California Gov. Gavin Newsom has signed the California Age Appropriate Design Code Act into law, enacting broad online safeguards for children under the age of 18.
Companies are prohibited from leading children to provide personal information online, using children’s personal information, collecting, selling, or retaining children’s geolocation details, or profiling children under the bipartisan legislation. Businesses will also be required to complete a data protection impact assessment and provide it to the attorney general before offering new online services that are likely to be accessed by children.
Newsom described it as “aggressive action… to protect our children’s health and well-being.”
A Children’s Data Protection Working Group will also be formed, with the goal of reporting to the legislature in January 2024 on how to best implement the new law, which takes effect that year.
The California Senate passed the bill unanimously at the end of August.

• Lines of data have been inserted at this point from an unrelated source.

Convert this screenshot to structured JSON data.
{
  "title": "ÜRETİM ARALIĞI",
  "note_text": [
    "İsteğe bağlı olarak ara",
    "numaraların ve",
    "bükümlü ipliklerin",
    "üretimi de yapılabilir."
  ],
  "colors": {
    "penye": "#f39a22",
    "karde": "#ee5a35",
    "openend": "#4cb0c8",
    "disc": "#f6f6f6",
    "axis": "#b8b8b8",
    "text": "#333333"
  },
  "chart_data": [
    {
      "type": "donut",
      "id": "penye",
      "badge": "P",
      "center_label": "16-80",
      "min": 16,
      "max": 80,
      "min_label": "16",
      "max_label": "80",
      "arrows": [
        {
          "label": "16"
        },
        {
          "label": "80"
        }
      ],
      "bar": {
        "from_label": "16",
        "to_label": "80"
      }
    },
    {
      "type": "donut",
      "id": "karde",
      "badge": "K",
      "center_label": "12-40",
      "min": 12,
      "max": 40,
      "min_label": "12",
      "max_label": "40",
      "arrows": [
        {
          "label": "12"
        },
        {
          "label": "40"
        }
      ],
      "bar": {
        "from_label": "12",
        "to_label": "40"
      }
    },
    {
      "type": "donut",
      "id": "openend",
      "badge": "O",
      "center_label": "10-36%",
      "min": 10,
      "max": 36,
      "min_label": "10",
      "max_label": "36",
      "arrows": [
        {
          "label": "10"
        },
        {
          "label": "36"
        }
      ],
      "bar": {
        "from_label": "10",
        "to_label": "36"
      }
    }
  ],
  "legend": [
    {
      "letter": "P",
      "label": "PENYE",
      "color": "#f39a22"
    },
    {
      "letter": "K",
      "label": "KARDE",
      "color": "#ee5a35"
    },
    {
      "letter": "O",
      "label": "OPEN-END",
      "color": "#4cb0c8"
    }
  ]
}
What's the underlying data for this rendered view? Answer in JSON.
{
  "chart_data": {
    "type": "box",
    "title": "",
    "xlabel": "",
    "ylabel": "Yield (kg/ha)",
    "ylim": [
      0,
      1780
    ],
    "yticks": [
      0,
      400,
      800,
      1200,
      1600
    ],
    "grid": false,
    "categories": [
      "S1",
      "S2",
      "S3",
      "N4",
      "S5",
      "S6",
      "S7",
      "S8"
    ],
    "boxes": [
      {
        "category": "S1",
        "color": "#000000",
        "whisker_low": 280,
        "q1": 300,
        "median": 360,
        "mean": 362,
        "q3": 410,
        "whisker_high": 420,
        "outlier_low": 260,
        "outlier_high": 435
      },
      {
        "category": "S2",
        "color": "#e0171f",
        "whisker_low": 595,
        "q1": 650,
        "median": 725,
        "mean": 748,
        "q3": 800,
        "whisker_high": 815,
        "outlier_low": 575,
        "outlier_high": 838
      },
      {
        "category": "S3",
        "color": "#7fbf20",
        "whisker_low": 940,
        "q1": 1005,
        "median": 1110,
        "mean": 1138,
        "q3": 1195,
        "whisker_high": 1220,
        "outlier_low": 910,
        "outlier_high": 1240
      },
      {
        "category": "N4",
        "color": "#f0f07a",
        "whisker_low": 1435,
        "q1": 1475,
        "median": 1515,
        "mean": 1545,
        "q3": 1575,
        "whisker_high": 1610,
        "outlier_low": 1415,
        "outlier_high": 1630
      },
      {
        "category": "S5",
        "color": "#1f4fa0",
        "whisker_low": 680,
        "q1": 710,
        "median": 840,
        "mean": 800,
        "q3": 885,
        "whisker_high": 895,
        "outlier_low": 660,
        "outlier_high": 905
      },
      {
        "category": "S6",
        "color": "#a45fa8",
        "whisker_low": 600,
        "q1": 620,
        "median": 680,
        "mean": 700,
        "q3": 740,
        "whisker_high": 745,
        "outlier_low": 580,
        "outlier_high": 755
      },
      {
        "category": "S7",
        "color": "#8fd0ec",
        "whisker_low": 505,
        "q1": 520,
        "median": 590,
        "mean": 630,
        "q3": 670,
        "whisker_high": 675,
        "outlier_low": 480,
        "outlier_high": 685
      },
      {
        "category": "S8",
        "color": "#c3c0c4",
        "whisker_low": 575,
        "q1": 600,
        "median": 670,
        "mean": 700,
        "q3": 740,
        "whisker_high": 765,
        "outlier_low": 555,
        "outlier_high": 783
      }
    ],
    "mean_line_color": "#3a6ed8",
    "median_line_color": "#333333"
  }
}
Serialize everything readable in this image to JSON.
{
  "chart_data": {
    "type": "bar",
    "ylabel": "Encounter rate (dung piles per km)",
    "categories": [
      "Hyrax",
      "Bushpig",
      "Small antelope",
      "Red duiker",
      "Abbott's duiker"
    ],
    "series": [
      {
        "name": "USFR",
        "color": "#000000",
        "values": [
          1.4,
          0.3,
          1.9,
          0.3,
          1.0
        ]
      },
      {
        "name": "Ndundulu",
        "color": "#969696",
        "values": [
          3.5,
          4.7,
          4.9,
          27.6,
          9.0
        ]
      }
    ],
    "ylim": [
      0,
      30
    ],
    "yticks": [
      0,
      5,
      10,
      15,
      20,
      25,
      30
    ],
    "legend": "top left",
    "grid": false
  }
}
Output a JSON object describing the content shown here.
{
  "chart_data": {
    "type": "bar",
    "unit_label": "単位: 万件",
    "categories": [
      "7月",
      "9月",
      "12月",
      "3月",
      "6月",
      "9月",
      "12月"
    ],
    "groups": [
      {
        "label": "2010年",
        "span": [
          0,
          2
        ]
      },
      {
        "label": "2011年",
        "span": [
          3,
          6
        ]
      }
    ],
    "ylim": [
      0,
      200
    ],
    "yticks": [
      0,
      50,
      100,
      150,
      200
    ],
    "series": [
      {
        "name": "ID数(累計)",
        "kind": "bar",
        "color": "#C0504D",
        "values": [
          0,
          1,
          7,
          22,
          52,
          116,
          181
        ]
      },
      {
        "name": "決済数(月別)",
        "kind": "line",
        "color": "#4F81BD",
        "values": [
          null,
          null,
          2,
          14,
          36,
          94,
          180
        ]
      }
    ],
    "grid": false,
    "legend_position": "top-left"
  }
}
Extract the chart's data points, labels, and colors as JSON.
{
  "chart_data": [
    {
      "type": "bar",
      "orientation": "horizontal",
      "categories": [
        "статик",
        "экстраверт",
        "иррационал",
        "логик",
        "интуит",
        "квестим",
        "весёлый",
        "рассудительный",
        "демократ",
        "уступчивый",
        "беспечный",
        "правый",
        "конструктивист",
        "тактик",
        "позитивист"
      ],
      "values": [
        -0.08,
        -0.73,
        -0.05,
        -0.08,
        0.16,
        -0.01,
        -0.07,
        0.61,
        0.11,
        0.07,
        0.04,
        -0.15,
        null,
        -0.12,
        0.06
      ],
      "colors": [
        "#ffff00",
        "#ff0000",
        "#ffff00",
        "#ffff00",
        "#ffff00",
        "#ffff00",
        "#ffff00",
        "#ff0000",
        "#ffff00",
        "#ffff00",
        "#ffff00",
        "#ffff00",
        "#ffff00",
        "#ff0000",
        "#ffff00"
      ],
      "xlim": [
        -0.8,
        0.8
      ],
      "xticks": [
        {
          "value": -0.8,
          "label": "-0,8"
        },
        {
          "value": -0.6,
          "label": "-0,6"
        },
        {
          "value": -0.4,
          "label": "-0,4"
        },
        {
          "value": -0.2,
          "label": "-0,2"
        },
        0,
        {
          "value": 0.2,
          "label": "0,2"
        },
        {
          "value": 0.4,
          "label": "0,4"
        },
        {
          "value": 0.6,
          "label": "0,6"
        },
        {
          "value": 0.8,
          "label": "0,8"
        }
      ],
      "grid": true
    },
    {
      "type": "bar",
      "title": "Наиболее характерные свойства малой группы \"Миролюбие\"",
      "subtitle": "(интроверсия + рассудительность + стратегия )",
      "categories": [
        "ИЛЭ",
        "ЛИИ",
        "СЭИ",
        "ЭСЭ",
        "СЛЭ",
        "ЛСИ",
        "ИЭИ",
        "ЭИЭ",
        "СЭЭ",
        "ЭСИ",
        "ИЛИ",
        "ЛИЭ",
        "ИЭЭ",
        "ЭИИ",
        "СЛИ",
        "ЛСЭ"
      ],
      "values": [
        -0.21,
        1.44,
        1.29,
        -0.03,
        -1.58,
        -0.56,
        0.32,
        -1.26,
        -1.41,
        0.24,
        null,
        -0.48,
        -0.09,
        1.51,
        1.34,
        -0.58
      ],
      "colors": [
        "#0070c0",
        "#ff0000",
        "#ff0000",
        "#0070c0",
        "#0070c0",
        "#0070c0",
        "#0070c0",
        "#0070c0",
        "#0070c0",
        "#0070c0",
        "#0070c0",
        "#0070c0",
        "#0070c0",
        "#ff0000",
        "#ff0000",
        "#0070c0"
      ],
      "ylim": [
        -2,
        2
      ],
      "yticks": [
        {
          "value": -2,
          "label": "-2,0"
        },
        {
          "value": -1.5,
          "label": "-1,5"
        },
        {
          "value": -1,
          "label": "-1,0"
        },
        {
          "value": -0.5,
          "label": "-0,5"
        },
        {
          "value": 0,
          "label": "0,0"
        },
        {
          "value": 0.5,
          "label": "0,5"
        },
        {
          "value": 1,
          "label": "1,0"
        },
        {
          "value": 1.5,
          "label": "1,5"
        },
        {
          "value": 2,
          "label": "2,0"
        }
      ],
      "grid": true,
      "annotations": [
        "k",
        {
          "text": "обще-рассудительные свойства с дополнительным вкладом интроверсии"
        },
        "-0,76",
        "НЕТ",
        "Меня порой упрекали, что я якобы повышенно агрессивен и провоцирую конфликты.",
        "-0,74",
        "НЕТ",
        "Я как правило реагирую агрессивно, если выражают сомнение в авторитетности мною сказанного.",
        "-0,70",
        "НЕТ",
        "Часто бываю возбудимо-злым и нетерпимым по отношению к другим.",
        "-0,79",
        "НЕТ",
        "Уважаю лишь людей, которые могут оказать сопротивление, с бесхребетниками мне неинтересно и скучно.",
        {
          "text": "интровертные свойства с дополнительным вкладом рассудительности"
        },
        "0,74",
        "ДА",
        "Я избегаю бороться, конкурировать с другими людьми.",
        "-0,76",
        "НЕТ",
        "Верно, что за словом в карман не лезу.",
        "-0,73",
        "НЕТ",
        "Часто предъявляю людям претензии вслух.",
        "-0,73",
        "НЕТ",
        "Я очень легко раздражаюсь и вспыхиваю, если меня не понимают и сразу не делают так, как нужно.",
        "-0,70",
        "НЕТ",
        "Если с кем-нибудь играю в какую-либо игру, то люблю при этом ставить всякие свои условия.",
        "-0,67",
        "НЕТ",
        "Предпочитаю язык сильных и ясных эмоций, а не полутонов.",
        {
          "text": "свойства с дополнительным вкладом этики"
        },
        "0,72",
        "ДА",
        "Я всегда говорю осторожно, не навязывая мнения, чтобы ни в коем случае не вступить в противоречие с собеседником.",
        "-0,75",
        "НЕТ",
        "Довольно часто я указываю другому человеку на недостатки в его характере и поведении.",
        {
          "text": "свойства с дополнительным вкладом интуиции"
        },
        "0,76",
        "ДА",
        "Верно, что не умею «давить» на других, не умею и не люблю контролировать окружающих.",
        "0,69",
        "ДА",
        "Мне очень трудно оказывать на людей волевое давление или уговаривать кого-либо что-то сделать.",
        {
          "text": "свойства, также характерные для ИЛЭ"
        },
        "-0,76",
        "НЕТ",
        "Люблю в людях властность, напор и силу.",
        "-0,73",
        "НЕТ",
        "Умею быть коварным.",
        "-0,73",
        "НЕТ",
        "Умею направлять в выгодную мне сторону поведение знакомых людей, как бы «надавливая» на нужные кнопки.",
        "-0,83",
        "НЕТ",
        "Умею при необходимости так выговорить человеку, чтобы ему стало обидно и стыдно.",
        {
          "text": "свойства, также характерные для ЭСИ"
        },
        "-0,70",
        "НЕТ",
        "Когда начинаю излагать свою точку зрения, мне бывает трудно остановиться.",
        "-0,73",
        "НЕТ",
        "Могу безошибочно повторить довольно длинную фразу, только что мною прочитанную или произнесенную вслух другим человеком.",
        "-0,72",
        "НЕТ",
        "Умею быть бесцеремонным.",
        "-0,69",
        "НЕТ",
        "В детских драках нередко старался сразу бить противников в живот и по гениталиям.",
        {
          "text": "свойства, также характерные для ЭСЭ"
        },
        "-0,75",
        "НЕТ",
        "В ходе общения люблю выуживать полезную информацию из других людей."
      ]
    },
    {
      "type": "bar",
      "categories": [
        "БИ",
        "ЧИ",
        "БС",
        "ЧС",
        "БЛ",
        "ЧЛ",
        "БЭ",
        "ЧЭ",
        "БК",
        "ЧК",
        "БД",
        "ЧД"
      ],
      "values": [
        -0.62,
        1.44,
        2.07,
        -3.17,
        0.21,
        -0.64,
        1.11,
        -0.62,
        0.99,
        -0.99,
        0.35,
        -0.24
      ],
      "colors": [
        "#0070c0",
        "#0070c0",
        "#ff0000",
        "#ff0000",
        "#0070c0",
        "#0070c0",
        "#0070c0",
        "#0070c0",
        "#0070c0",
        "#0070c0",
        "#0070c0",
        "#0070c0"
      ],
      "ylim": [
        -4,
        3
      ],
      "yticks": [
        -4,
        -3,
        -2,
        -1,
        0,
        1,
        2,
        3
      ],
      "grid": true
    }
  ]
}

Companies that violate the new rules face fines of up to $7,500 per child affected.
Buffy Wicks, a Democrat who co-sponsored the bill, stated that it is about ensuring that “Silicon Valley’s most powerful companies redesign their products in the best interests of children.”
“We know that certain big tech social media companies design their products to addict kids, and a significant number of those kids suffer serious harm as a result,” assembly member and Republican co-sponsor Jordan Cunningham said Thursday in a statement. “Protecting children online is not only prudent; it will save lives.”
The proposed rules, according to critics of the legislation, are too broad and vague. “The requirement that companies consider the ‘best interests’ of children is incredibly difficult to interpret,” according to The New York Times, the California Chamber of Commerce and industry association TechNet said in a letter to legislators in April.